The city of Las Vegas is still trying to change its approach to compensation in response to the valley's economic slump. Bargaining groups can't ever again expect annual salary increases of between 8 and 10 percent, with guarantee upon unsustainable guarantee.

Nothing is guaranteed anymore. Not when the public suffers through year after year of double-digit unemployment, stagnant wages and reduced opportunity. And not while the city is still searching for efficiencies and cost savings.

So City Manager Betsy Fretwell has proposed a new "gainsharing" program that would reward the municipality's workers with one-time bonuses. Ms. Fretwell and the City Council want to shift compensation toward a performance-based model that, unlike automatic salary increases, better controls the growth of personnel costs.

In a message to city employees last week, Ms. Fretwell proposed giving each worker $549 as a reward for "the many sacrifices that have been made during the past several years of this economic downturn." The city has eliminated about 600 positions and put in place a less-generous salary structure for future hires. Employee groups, meanwhile, have given up many of the pay raises they previously had negotiated to prevent layoffs.

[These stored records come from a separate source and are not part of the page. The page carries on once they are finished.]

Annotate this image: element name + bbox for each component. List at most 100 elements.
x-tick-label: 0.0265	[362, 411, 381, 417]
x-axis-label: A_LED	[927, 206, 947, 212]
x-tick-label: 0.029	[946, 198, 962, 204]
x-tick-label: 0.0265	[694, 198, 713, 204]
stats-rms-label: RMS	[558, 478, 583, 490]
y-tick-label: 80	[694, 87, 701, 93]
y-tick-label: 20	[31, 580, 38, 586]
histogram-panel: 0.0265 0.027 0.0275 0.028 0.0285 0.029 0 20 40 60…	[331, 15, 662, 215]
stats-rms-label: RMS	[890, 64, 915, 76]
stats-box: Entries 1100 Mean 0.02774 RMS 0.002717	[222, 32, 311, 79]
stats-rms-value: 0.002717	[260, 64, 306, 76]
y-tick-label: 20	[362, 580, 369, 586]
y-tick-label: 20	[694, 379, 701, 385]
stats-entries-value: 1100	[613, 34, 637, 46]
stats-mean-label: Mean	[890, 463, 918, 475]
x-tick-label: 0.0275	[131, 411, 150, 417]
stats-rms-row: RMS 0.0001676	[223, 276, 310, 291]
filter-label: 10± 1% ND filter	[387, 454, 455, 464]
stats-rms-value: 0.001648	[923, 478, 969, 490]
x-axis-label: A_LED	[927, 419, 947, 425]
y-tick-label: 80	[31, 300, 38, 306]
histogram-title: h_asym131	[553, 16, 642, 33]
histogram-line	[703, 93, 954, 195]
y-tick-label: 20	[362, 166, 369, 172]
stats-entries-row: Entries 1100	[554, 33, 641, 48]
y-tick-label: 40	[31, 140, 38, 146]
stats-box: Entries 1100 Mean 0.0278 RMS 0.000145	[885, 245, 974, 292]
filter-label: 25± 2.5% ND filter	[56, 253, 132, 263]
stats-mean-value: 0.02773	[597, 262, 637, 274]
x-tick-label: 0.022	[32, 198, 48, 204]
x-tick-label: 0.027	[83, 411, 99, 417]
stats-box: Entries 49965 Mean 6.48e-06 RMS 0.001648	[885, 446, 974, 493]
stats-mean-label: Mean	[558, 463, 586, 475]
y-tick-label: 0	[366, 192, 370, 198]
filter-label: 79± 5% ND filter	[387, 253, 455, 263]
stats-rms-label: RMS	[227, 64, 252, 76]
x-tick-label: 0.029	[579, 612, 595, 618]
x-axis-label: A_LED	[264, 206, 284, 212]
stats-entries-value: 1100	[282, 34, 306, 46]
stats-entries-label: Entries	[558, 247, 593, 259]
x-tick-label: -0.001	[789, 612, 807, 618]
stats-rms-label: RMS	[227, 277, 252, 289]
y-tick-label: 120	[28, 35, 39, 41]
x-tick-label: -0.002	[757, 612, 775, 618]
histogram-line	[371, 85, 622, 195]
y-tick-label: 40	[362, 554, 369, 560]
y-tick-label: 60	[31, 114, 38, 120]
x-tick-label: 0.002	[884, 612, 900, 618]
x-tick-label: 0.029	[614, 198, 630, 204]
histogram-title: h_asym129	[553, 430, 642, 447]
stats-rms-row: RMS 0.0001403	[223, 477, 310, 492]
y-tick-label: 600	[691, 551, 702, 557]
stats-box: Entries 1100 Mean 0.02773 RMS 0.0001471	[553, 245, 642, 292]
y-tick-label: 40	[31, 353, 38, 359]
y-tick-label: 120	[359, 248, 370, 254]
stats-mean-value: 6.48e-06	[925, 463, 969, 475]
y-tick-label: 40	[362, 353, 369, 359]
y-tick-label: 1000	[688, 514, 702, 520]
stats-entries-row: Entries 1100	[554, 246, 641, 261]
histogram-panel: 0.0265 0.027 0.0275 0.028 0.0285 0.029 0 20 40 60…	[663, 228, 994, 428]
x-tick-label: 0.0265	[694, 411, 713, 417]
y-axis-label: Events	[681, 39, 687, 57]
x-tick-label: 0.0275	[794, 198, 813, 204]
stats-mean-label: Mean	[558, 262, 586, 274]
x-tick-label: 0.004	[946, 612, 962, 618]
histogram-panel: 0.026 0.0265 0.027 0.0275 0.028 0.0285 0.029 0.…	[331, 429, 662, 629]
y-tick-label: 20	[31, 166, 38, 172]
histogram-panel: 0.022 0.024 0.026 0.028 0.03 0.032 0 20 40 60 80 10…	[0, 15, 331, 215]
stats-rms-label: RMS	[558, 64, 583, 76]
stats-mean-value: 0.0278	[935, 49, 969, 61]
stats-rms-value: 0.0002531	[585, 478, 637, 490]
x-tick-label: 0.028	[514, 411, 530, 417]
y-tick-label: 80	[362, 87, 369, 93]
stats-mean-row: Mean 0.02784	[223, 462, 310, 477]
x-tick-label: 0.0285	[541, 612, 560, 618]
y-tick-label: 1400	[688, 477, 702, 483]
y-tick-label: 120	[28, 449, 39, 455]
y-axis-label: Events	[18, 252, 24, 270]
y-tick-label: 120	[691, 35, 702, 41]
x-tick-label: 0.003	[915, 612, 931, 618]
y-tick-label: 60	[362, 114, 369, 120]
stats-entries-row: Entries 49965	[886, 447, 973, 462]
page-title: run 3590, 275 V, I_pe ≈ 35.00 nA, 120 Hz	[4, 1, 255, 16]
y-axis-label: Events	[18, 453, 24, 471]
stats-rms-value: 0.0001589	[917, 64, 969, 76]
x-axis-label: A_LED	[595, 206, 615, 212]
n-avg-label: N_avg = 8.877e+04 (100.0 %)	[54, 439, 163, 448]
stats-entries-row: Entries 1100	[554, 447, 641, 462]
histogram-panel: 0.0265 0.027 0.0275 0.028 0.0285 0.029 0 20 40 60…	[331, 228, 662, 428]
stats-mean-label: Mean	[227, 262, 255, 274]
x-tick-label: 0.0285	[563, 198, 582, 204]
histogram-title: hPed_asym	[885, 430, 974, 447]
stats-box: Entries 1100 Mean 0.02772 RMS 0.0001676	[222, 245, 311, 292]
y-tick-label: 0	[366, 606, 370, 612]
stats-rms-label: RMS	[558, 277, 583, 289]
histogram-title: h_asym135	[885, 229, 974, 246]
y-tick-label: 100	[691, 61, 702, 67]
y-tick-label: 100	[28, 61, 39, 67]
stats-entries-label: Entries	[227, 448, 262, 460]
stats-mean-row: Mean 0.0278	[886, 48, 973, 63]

"As currently envisioned, gainsharing will be a policy whereby if city General Fund revenues exceed expenses, a percentage of that excess would be set aside annually in a pool to compensate employees. In simplest terms, it would be similar to profit sharing in the private sector," Ms. Fretwell wrote in her message.

However, Ms. Fretwell's initial $549 bonus doesn't fit her own criteria. It amounts to a sympathy payment to build goodwill with unions for future contract negotiations. Instead of being paid from a budget surplus, the estimated $1.3 million for these bonuses would come from city reserves.

The city had to take $10 million from its savings account to balance the current year's $465 million budget, primarily to restore pay raises and hours workers had lost. A $28 million budget hole exists for fiscal year 2014, largely because of - you guessed it - growing personnel costs. And the city doesn't have the money to pay for an estimated $45 million in required park, road and building maintenance over the next five years. Revenue is expected to remain flat.

Bonuses for achieving a budget surplus are one thing. But a bonus for agreeing to the "sacrifice" of accepting a smaller pay raise equates to no sacrifice in the first place.

Besides, there is an important third party to remember in any "gainsharing." Shouldn't taxpayers share in whatever gains are realized, too? What about bonuses for them, in the form of tax rebates?

Ms. Fretwell's plan is a good starting point for debate on performance-based pay. Her plan to pay bonuses now is not.